NEW YORK -- Elizabeth Krentzman, general counsel of the Investment Company Institute, called on the fund industry to cultivate a better relationship with the brokerage community to tackle the many issues facing the interrelated businesses. She made the remarks at the ICI's Equity Markets conference here last Thursday.
Krentzman said the two sides need to create a better working relationship in order to find mutually acceptable solutions to pending proposals for point-of-sale disclosure and revenue-sharing arrangements, as well as on issues such as soft dollars and directed-brokerage agreements, among others.

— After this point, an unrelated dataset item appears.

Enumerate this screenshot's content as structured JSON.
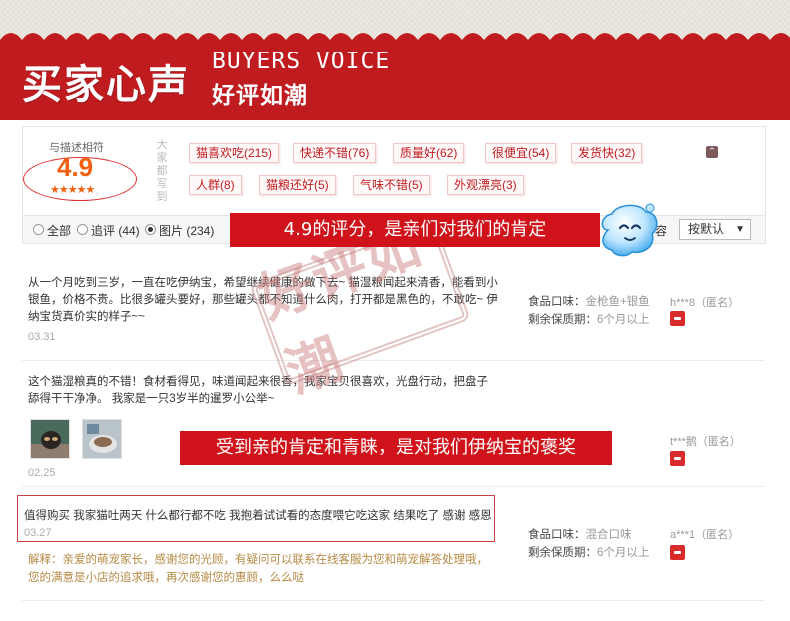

"After all, brokers are the vehicles through which our members purchase a large portion of the securities for their funds' portfolios," she said. "In addition, a considerable amount of fund shares are sold through brokers." Krentzman said the ICI also looks forward to working with the Securities and Exchange Commission's division of market regulation on these topics.

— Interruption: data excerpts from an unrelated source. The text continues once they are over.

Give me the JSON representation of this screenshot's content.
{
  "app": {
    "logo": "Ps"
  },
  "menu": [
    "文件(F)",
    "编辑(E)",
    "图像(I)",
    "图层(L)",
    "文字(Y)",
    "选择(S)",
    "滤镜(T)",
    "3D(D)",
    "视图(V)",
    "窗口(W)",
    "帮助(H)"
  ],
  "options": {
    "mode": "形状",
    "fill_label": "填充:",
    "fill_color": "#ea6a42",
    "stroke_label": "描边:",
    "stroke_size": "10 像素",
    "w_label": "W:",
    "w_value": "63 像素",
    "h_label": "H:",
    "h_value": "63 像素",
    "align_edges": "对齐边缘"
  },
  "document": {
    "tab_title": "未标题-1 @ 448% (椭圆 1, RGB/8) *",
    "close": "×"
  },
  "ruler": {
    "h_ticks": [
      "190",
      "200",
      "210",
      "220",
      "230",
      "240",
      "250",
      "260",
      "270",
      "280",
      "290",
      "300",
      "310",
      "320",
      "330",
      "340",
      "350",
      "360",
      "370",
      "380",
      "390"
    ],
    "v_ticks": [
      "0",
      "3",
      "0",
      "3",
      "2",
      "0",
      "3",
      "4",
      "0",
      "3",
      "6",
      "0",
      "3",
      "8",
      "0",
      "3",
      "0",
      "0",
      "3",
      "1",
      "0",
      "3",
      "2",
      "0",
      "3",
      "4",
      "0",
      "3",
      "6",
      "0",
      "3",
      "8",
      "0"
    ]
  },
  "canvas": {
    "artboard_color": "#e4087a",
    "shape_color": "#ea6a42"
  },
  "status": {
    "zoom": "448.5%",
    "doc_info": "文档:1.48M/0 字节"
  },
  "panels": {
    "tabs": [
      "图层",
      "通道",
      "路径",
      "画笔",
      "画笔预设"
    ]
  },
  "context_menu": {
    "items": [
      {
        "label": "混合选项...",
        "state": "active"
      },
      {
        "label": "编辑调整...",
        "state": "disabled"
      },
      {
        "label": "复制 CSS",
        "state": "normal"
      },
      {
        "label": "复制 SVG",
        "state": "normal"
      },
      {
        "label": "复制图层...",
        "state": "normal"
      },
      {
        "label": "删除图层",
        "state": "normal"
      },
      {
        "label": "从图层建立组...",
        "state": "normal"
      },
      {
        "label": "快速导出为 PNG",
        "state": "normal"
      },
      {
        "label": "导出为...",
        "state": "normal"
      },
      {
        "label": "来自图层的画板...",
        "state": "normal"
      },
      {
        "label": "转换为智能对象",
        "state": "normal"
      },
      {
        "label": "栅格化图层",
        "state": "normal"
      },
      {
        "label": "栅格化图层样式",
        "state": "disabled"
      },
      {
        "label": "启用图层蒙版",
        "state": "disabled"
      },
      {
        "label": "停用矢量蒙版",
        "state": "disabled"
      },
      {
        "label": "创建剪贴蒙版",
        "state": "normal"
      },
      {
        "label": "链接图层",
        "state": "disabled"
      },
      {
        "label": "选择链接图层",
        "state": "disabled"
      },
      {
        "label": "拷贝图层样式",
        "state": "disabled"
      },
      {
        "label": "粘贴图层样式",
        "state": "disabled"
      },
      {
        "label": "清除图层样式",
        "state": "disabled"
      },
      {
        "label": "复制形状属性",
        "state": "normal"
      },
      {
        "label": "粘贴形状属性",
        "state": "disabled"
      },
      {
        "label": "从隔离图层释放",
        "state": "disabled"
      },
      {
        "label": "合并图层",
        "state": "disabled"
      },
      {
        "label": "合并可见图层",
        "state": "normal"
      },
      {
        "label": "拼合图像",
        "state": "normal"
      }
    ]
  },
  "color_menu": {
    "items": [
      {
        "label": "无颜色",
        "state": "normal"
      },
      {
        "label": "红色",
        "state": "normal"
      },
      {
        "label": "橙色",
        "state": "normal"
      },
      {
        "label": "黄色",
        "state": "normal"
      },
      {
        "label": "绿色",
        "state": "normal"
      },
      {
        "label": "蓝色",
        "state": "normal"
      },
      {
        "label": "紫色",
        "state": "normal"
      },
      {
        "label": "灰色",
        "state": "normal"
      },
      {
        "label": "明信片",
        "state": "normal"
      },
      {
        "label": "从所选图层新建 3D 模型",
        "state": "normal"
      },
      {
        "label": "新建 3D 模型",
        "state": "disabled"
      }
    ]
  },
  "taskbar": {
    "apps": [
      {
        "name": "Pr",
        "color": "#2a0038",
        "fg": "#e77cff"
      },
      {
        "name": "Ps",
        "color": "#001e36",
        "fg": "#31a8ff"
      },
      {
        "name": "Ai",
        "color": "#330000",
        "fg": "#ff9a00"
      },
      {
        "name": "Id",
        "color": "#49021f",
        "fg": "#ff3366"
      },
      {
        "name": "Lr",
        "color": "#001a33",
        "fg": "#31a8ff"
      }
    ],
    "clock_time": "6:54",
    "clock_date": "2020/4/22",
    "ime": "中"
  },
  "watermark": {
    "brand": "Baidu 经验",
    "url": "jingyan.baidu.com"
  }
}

Krentzman further commended the SEC on its "unprecedented series of regulatory reforms impacting mutual funds," especially the soon-to-take-effect compliance mandates. The "far-reaching" new rules, which are set to take effect on Oct. 5, "will have a significant long-term impact on the oversight of fund operations and related compliance activities," she said.
Echoing sentiments of several ICI and industry figures in the past year, Krentzman hammered home the importance of fiduciary responsibility. "In order to sustain the confidence and trust of our investors, the mutual fund industry must dedicate itself to fulfilling its obligations as fiduciaries. A vigorous and successful compliance program is an essential part of this proposition," she said.

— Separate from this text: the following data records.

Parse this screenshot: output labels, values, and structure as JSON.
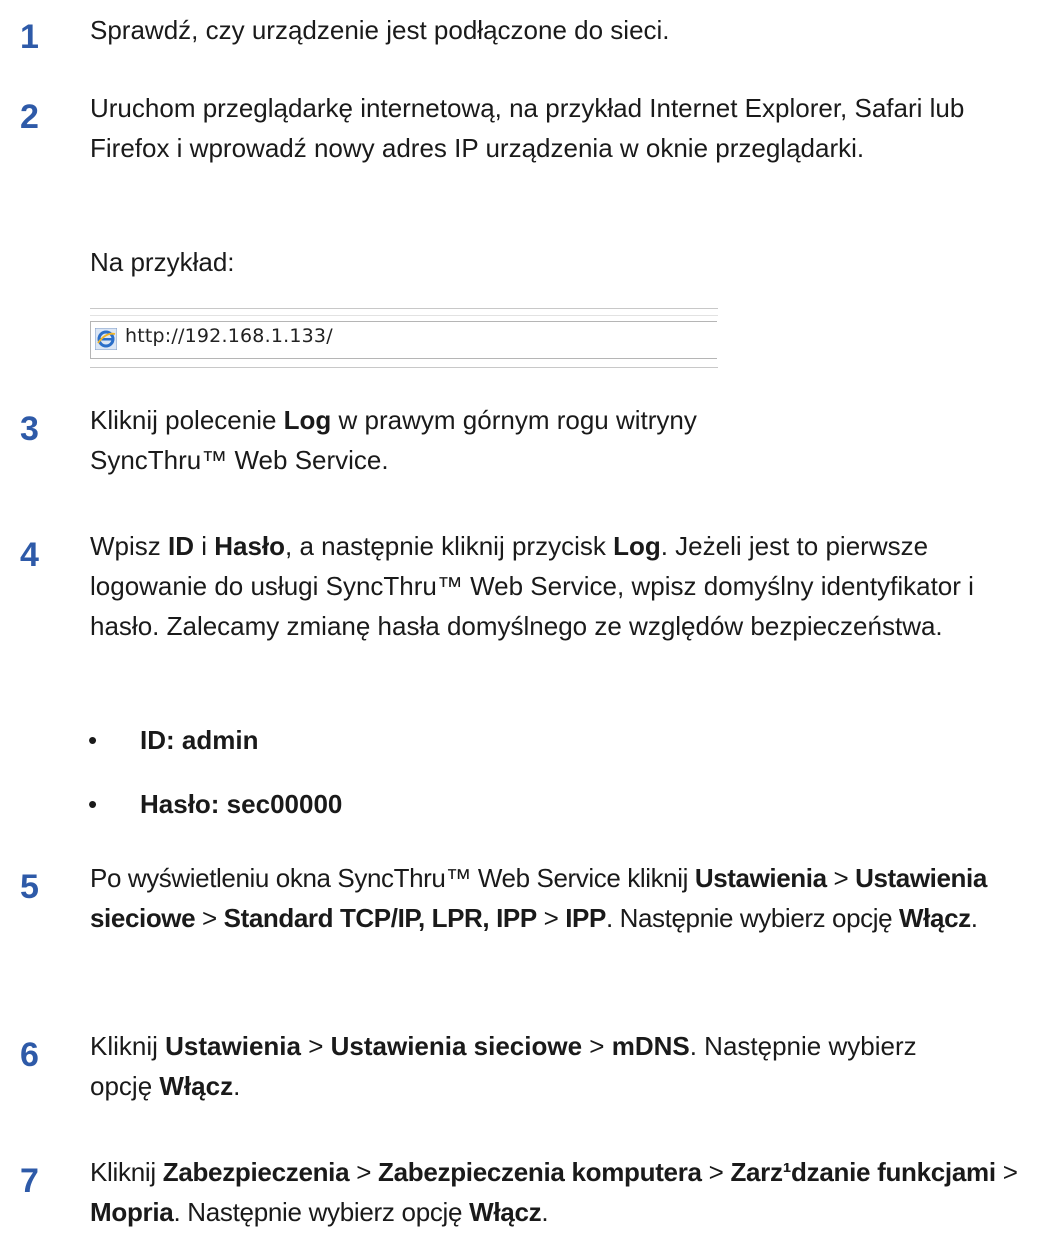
{
  "steps": [
    {
      "num": "1",
      "parts": [
        {
          "t": "Sprawdź, czy urządzenie jest podłączone do sieci."
        }
      ]
    },
    {
      "num": "2",
      "parts": [
        {
          "t": "Uruchom przeglądarkę internetową, na przykład Internet Explorer, Safari lub Firefox i wprowadź nowy adres IP urządzenia w oknie przeglądarki."
        }
      ]
    },
    {
      "num": "3",
      "parts": [
        {
          "t": "Kliknij polecenie "
        },
        {
          "t": "Log",
          "b": true
        },
        {
          "t": " w prawym górnym rogu witryny SyncThru™ Web Service."
        }
      ]
    },
    {
      "num": "4",
      "parts": [
        {
          "t": "Wpisz "
        },
        {
          "t": "ID",
          "b": true
        },
        {
          "t": " i "
        },
        {
          "t": "Hasło",
          "b": true
        },
        {
          "t": ", a następnie kliknij przycisk "
        },
        {
          "t": "Log",
          "b": true
        },
        {
          "t": ". Jeżeli jest to pierwsze logowanie do usługi SyncThru™ Web Service, wpisz domyślny identyfikator i hasło. Zalecamy zmianę hasła domyślnego ze względów bezpieczeństwa."
        }
      ]
    },
    {
      "num": "5",
      "parts": [
        {
          "t": "Po wyświetleniu okna SyncThru™ Web Service kliknij "
        },
        {
          "t": "Ustawienia",
          "b": true
        },
        {
          "t": " > "
        },
        {
          "t": "Ustawienia sieciowe",
          "b": true
        },
        {
          "t": " > "
        },
        {
          "t": "Standard TCP/IP, LPR, IPP",
          "b": true
        },
        {
          "t": " > "
        },
        {
          "t": "IPP",
          "b": true
        },
        {
          "t": ". Następnie wybierz opcję "
        },
        {
          "t": "Włącz",
          "b": true
        },
        {
          "t": "."
        }
      ]
    },
    {
      "num": "6",
      "parts": [
        {
          "t": "Kliknij "
        },
        {
          "t": "Ustawienia",
          "b": true
        },
        {
          "t": " > "
        },
        {
          "t": "Ustawienia sieciowe",
          "b": true
        },
        {
          "t": " > "
        },
        {
          "t": "mDNS",
          "b": true
        },
        {
          "t": ". Następnie wybierz opcję "
        },
        {
          "t": "Włącz",
          "b": true
        },
        {
          "t": "."
        }
      ]
    },
    {
      "num": "7",
      "parts": [
        {
          "t": "Kliknij "
        },
        {
          "t": "Zabezpieczenia",
          "b": true
        },
        {
          "t": " > "
        },
        {
          "t": "Zabezpieczenia komputera",
          "b": true
        },
        {
          "t": " > "
        },
        {
          "t": "Zarz¹dzanie funkcjami",
          "b": true
        },
        {
          "t": " > "
        },
        {
          "t": "Mopria",
          "b": true
        },
        {
          "t": ". Następnie wybierz opcję "
        },
        {
          "t": "Włącz",
          "b": true
        },
        {
          "t": "."
        }
      ]
    }
  ],
  "example_label": "Na przykład:",
  "url": "http://192.168.1.133/",
  "bullets": [
    "ID: admin",
    "Hasło: sec00000"
  ],
  "colors": {
    "step_number": "#2e5aa8",
    "text": "#1a1a1a"
  },
  "icons": {
    "browser": "internet-explorer-icon"
  }
}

Krentzman said the ICI has committed to establishing a committee comprised of chief compliance officers to give them a forum to interact with their peers, share their perspectives and learn more about industry compliance practices.
Furthermore, Krentzman said that the ICI continues to take an active role in the development of regulatory initiatives to modify the structure of the securities markets to ensure a well-regulated, highly competitive and efficient market. It is also examining the SEC's proposed Regulation NMS. "We believe the SEC must focus its efforts on the core principles of a national market system: efficiency, competition, price transparency and the direct interaction of investor orders," she said. "We are hopeful that the SEC will seize upon the current debate to undertake long-overdue reforms."